Speaker
Description
Wastewater samples collected at municipal wastewater treatment plants have become a promising source of data to complement traditional infectious disease surveillance. In addition to measuring pathogen concentrations in wastewater over time to monitor transmission dynamics, viral RNA sequencing has been used to investigate the genetic diversity of SARS-CoV-2 and track the emergence and relative abundance of variants. To analyse sequences from wastewater samples, most approaches use mutation calling on read alignments, combined with downstream statistical analyses to detect specific variants or deconvolve lineage proportions. In contrast, phylogenetic inference, which is widely used for epidemiological analysis of whole-genome sequences from clinical samples, has rarely been used in wastewater-based epidemiology.
The limited application of phylogenetic methods to wastewater sequences is likely also due to the current challenges of sequencing reads obtained through tiling amplicon NGS of wastewater. In particular, because wastewater samples contain a heterogeneous mix of genomic variants from a large pool of individuals, the construction of consensus sequences for downstream phylogenetic analysis is highly error-prone, as it can lead to chimeric sequences of different variants co-occurring in the population. In addition, PCR-based amplification of small amounts of viral RNA against a large genetic background introduces considerable noise and potential bias.

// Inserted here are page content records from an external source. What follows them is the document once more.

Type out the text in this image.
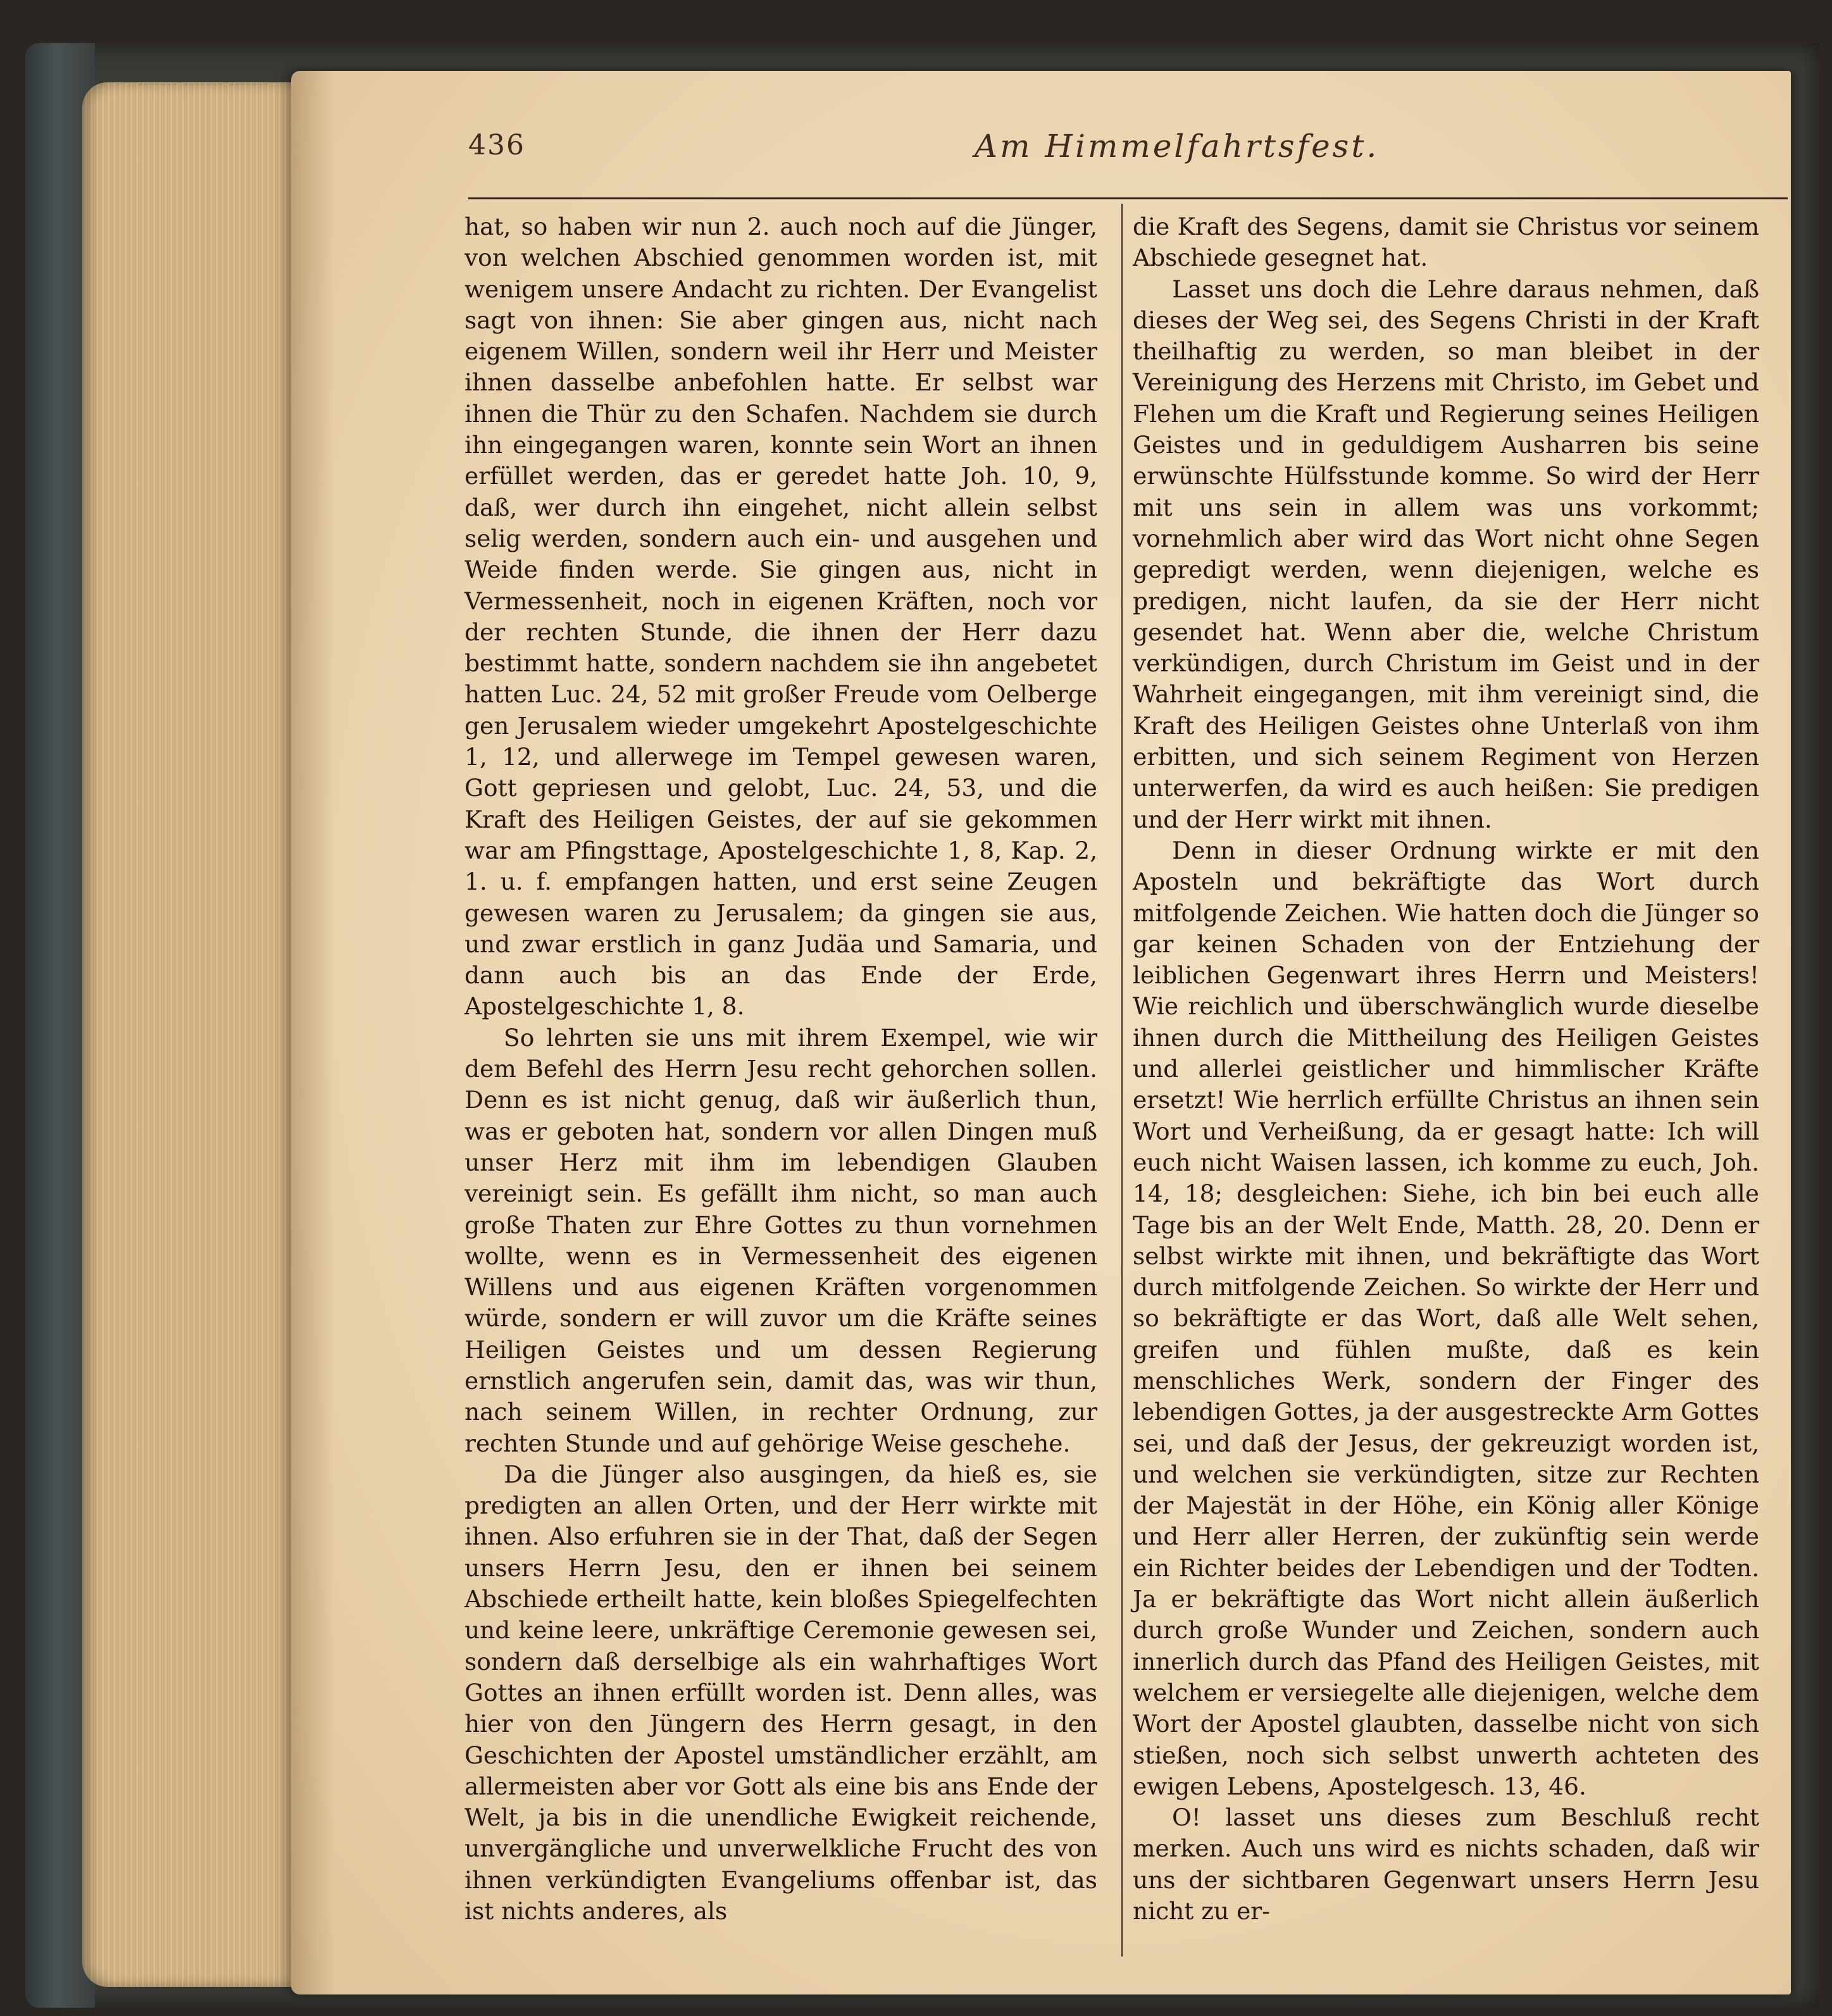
436	Am Himmelfahrtsfest.

hat, so haben wir nun 2. auch noch auf die Jünger, von welchen Abschied genommen worden ist, mit wenigem unsere Andacht zu richten. Der Evangelist sagt von ihnen: Sie aber gingen aus, nicht nach eigenem Willen, sondern weil ihr Herr und Meister ihnen dasselbe anbefohlen hatte. Er selbst war ihnen die Thür zu den Schafen. Nachdem sie durch ihn eingegangen waren, konnte sein Wort an ihnen erfüllet werden, das er geredet hatte Joh. 10, 9, daß, wer durch ihn eingehet, nicht allein selbst selig werden, sondern auch ein- und ausgehen und Weide finden werde. Sie gingen aus, nicht in Vermessenheit, noch in eigenen Kräften, noch vor der rechten Stunde, die ihnen der Herr dazu bestimmt hatte, sondern nachdem sie ihn angebetet hatten Luc. 24, 52 mit großer Freude vom Oelberge gen Jerusalem wieder umgekehrt Apostelgeschichte 1, 12, und allerwege im Tempel gewesen waren, Gott gepriesen und gelobt, Luc. 24, 53, und die Kraft des Heiligen Geistes, der auf sie gekommen war am Pfingsttage, Apostelgeschichte 1, 8, Kap. 2, 1. u. f. empfangen hatten, und erst seine Zeugen gewesen waren zu Jerusalem; da gingen sie aus, und zwar erstlich in ganz Judäa und Samaria, und dann auch bis an das Ende der Erde, Apostelgeschichte 1, 8.

So lehrten sie uns mit ihrem Exempel, wie wir dem Befehl des Herrn Jesu recht gehorchen sollen. Denn es ist nicht genug, daß wir äußerlich thun, was er geboten hat, sondern vor allen Dingen muß unser Herz mit ihm im lebendigen Glauben vereinigt sein. Es gefällt ihm nicht, so man auch große Thaten zur Ehre Gottes zu thun vornehmen wollte, wenn es in Vermessenheit des eigenen Willens und aus eigenen Kräften vorgenommen würde, sondern er will zuvor um die Kräfte seines Heiligen Geistes und um dessen Regierung ernstlich angerufen sein, damit das, was wir thun, nach seinem Willen, in rechter Ordnung, zur rechten Stunde und auf gehörige Weise geschehe.

Da die Jünger also ausgingen, da hieß es, sie predigten an allen Orten, und der Herr wirkte mit ihnen. Also erfuhren sie in der That, daß der Segen unsers Herrn Jesu, den er ihnen bei seinem Abschiede ertheilt hatte, kein bloßes Spiegelfechten und keine leere, unkräftige Ceremonie gewesen sei, sondern daß derselbige als ein wahrhaftiges Wort Gottes an ihnen erfüllt worden ist. Denn alles, was hier von den Jüngern des Herrn gesagt, in den Geschichten der Apostel umständlicher erzählt, am allermeisten aber vor Gott als eine bis ans Ende der Welt, ja bis in die unendliche Ewigkeit reichende, unvergängliche und unverwelkliche Frucht des von ihnen verkündigten Evangeliums offenbar ist, das ist nichts anderes, als

die Kraft des Segens, damit sie Christus vor seinem Abschiede gesegnet hat.

Lasset uns doch die Lehre daraus nehmen, daß dieses der Weg sei, des Segens Christi in der Kraft theilhaftig zu werden, so man bleibet in der Vereinigung des Herzens mit Christo, im Gebet und Flehen um die Kraft und Regierung seines Heiligen Geistes und in geduldigem Ausharren bis seine erwünschte Hülfsstunde komme. So wird der Herr mit uns sein in allem was uns vorkommt; vornehmlich aber wird das Wort nicht ohne Segen gepredigt werden, wenn diejenigen, welche es predigen, nicht laufen, da sie der Herr nicht gesendet hat. Wenn aber die, welche Christum verkündigen, durch Christum im Geist und in der Wahrheit eingegangen, mit ihm vereinigt sind, die Kraft des Heiligen Geistes ohne Unterlaß von ihm erbitten, und sich seinem Regiment von Herzen unterwerfen, da wird es auch heißen: Sie predigen und der Herr wirkt mit ihnen.

Denn in dieser Ordnung wirkte er mit den Aposteln und bekräftigte das Wort durch mitfolgende Zeichen. Wie hatten doch die Jünger so gar keinen Schaden von der Entziehung der leiblichen Gegenwart ihres Herrn und Meisters! Wie reichlich und überschwänglich wurde dieselbe ihnen durch die Mittheilung des Heiligen Geistes und allerlei geistlicher und himmlischer Kräfte ersetzt! Wie herrlich erfüllte Christus an ihnen sein Wort und Verheißung, da er gesagt hatte: Ich will euch nicht Waisen lassen, ich komme zu euch, Joh. 14, 18; desgleichen: Siehe, ich bin bei euch alle Tage bis an der Welt Ende, Matth. 28, 20. Denn er selbst wirkte mit ihnen, und bekräftigte das Wort durch mitfolgende Zeichen. So wirkte der Herr und so bekräftigte er das Wort, daß alle Welt sehen, greifen und fühlen mußte, daß es kein menschliches Werk, sondern der Finger des lebendigen Gottes, ja der ausgestreckte Arm Gottes sei, und daß der Jesus, der gekreuzigt worden ist, und welchen sie verkündigten, sitze zur Rechten der Majestät in der Höhe, ein König aller Könige und Herr aller Herren, der zukünftig sein werde ein Richter beides der Lebendigen und der Todten. Ja er bekräftigte das Wort nicht allein äußerlich durch große Wunder und Zeichen, sondern auch innerlich durch das Pfand des Heiligen Geistes, mit welchem er versiegelte alle diejenigen, welche dem Wort der Apostel glaubten, dasselbe nicht von sich stießen, noch sich selbst unwerth achteten des ewigen Lebens, Apostelgesch. 13, 46.

O! lasset uns dieses zum Beschluß recht merken. Auch uns wird es nichts schaden, daß wir uns der sichtbaren Gegenwart unsers Herrn Jesu nicht zu er-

In this work, we evaluate the phylogenetic information that can be obtained from wastewater sequences, taking into account these important limitations. We analyse tiling amplicon reads from longitudinal samples collected during the COVID-19 pandemic at the wastewater treatment plant of Zurich, Switzerland. We construct phylogenetic trees at the amplicon level under different assumptions about the amplification process and compare their topology and temporal signal with trees constructed from whole-genome clinical sequences from the same population and time period. We discuss the implications of our results for the future potential of phylogenetic methods in wastewater-based epidemiology.